Training Gradient Boosting Models on Large Datasets with CatBoost

Abstract: Gradient boosting is a machine-learning technique that achieves state-of-the-art results in a variety of practical tasks. For a number of years, it has remained the primary method for learning problems with heterogeneous features, noisy data, and complex dependencies: web search, recommendation systems, weather forecasting, and many others.

CatBoost ( is one of the three most popular gradient boosting libraries. It has a set of advantages that differentiate it from other libs:

1. CatBoost provides great quality without parameter
2. CatBoost is able to incorporate categorical features in your data (like music genre, device id, URL, etc.) in predictive models with no additional preprocessing.
3. CatBoost prediction is 20-60 times faster than in other open-source gradient boosting libraries, which makes it possible to use CatBoost for latency-critical tasks.
4. CatBoost has the fastest GPU and multi GPU training implementations of all the openly available gradient boosting libraries.

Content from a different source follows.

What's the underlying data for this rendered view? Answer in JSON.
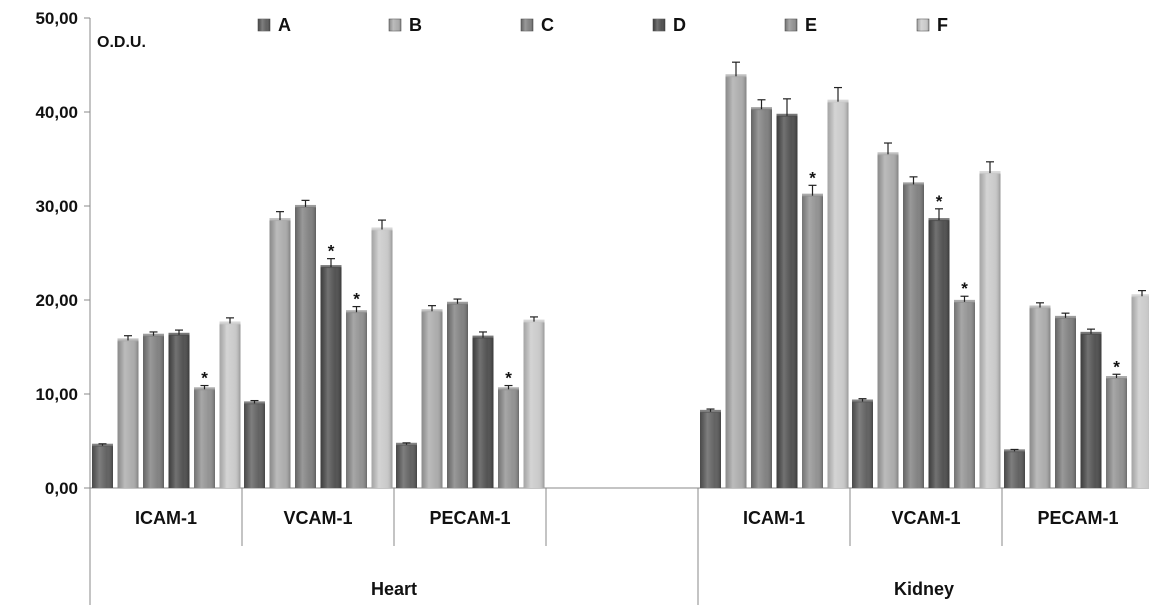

This workshop will feature a comprehensive tutorial on using CatBoost library. We will walk you through all the steps of building a good predictive model. We will cover such topics as:

- Choosing suitable loss functions and metrics to optimize
- Training CatBoost model
- Visualizing the process of training
- CatBoost built-in overfitting detector and means of reducing overfitting of gradient boosting models
- Feature selection and explaining model predictions
- Testing trained CatBoost model on an unseen data

Bio: Nikita Dmitriev is a Member of CatBoost team. He graduated from Lomonosov Moscow State University and Yandex School of Data Analysis. He works as machine learning developer at Yandex.